A parallel form of relation between flocks was binding, in which two flocks, whether related or not, enhanced their (otherwise transient and opportunistic) alliance through the exchange of females. Sporadic movement of females between flocks could always occur – if a flock was destroyed, or an individual did not get on with her flockmates, or if a flock was too large but had no opportunity to branch off a whole new flock – but binding exchanges quickly became ritualised and organised. The newcomer into the flock could either take subordinate rank, or else could ‘swap’ with a departing female. For most purposes, they became full members of their new flock – but they did also retain both formal and psychological obligations to their old flock, and in particular to their mother. These binding exchanges helped form stronger alliances between flocks – both strong bilateral relations between pairs of flocks and broader alliances among the flocks in a given area. Through unbalanced exchanges – a high-ranking female exchanged for a low-ranking female, loose hierarchies of dominance could be established between flocks.
The above all pertains primarily to the primitive social behaviour of A, C, D and H diophel. B and E diophel both tend toward flocks in which one or two specific males monopolise breeding for years at a time, fight violently to obtain these positions (and as a result are bigger, stronger, and generally more feminine than the males of other species), and typically have privileged positions involving little labour. F diophel tend to accept more males into the flock, to the point where most adult males, after an adolescent period of wandering, are flock members, though they remain more peripheral and potentially transient than the female core; G diophel tend to the opposite extreme, with males never accepted into the flock.

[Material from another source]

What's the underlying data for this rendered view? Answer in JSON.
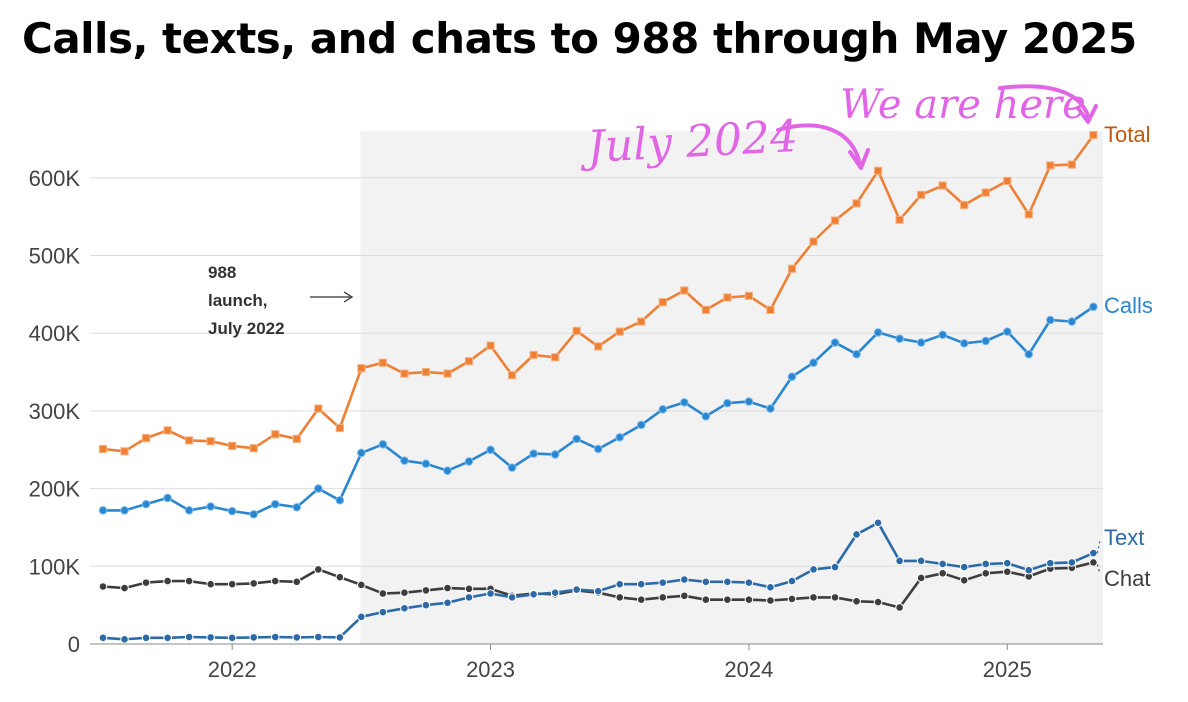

In practice, however, on most of the globe diophel societies combine members from multiple species – in particular, the dominant ethnicities for most of prehistory and history involved mixed A/B1 societies. The nature of the mixing varied: in some societies, the B1 diophel formed their own, smaller flocks spaced between the A flocks; in others, the B1s were accepted into the A flocks but retained independent hierarchies; in still others, hierarchies paid no attention to species. The other (sub)species were more restricted in distribution, and formed societies with each other or with the A/B1 cultures; the exception are the D diophel, who had an extensive distribution, in large part because of their early adaptation to insular and coastal environments. As diophel societies developed, they generally became more species-mixed, not only in allowing species to live side-by-side but in more fully integrating different species into the same social units. As a result, species is rarely significant in diophel history.